Kim Markel's pastel-hued furniture line is made of recycled Glossier packaging
One girl's trash is another girl's chair
Who: Based in New York's Hudson Valley, Kim Markel's studio is built on the desire to create sculptural objects by upcycling discarded materials. Before launching her studio in 2016, Markel worked for Polich Tallix, the fine art foundry that fabricates artworks for high-profile names such as Jeff Koons and Anish Kapoor.
What: Showcased at the Sight Unseen OFFSITE design fair in 2018, the furniture line consists of a golden wardrobe, translucent "glow" chairs, side table and nostalgic handheld mirrors. Inspired by Jelly shoes of the nineties, hard-candy lollipops and the splay of Bambi's sinuous legs — Markel describes the dreamy pastel-tinged aesthetic of the collection as "unapologetically gauzy, where everything sort of has a permanent filter of childhood magic over it."
How: Markel's partnership with millennial beauty brand Glossier started when she slid into its DMs on IG, seemingly like all creative collaborations among young designers these days.
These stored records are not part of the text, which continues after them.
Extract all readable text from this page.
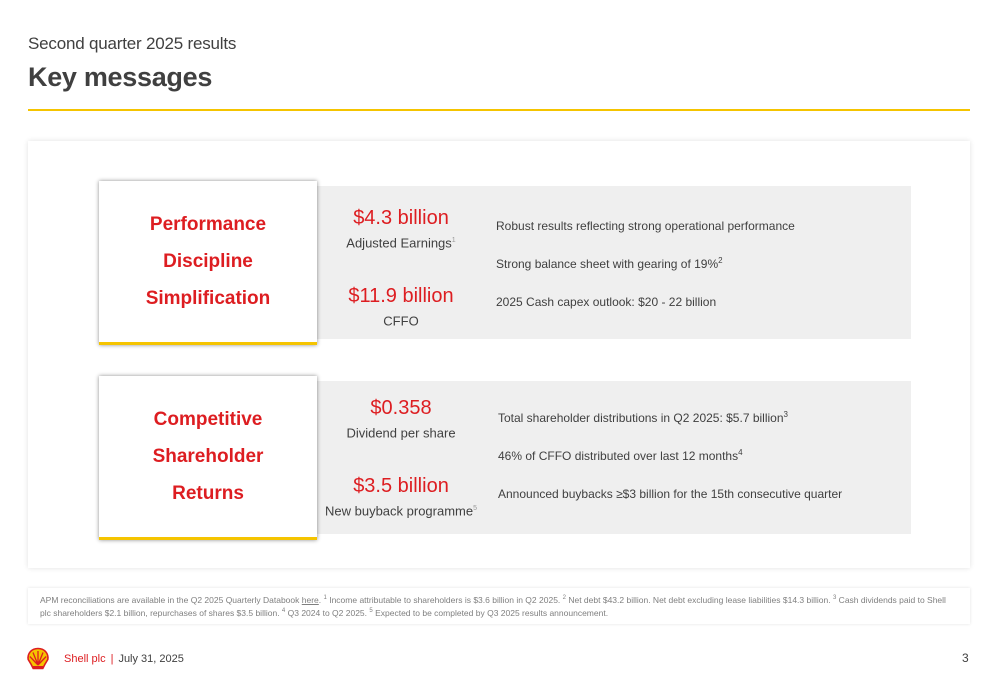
Second quarter 2025 results
Key messages
Performance
Discipline
Simplification
$4.3 billion
Adjusted Earnings$^1$
$11.9 billion
CFFO
Robust results reflecting strong operational performance
Strong balance sheet with gearing of 19%$^2$
2025 Cash capex outlook: $20 - 22 billion
Competitive
Shareholder
Returns
$0.358
Dividend per share
$3.5 billion
New buyback programme$^5$
Total shareholder distributions in Q2 2025: $5.7 billion$^3$
46% of CFFO distributed over last 12 months$^4$
Announced buybacks ≥$3 billion for the 15th consecutive quarter
APM reconciliations are available in the Q2 2025 Quarterly Databook here. $^1$ Income attributable to shareholders is $3.6 billion in Q2 2025. $^2$ Net debt $43.2 billion. Net debt excluding lease liabilities $14.3 billion. $^3$ Cash dividends paid to Shell plc shareholders $2.1 billion, repurchases of shares $3.5 billion. $^4$ Q3 2024 to Q2 2025. $^5$ Expected to be completed by Q3 2025 results announcement.
Shell plc | July 31, 2025	3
The cosmetics label requested its employees to collect its blush-pink and transparent plastic packaging for months before handing them over to Markel to upcycle into her crystalline furniture pieces. The waste plastics were then broken down in Markel's studio and bonded with other plastics before being sanded by hand until the delectable candy-like effect is achieved. Over 50 Glossier jars are needed to make a single "glow" chair.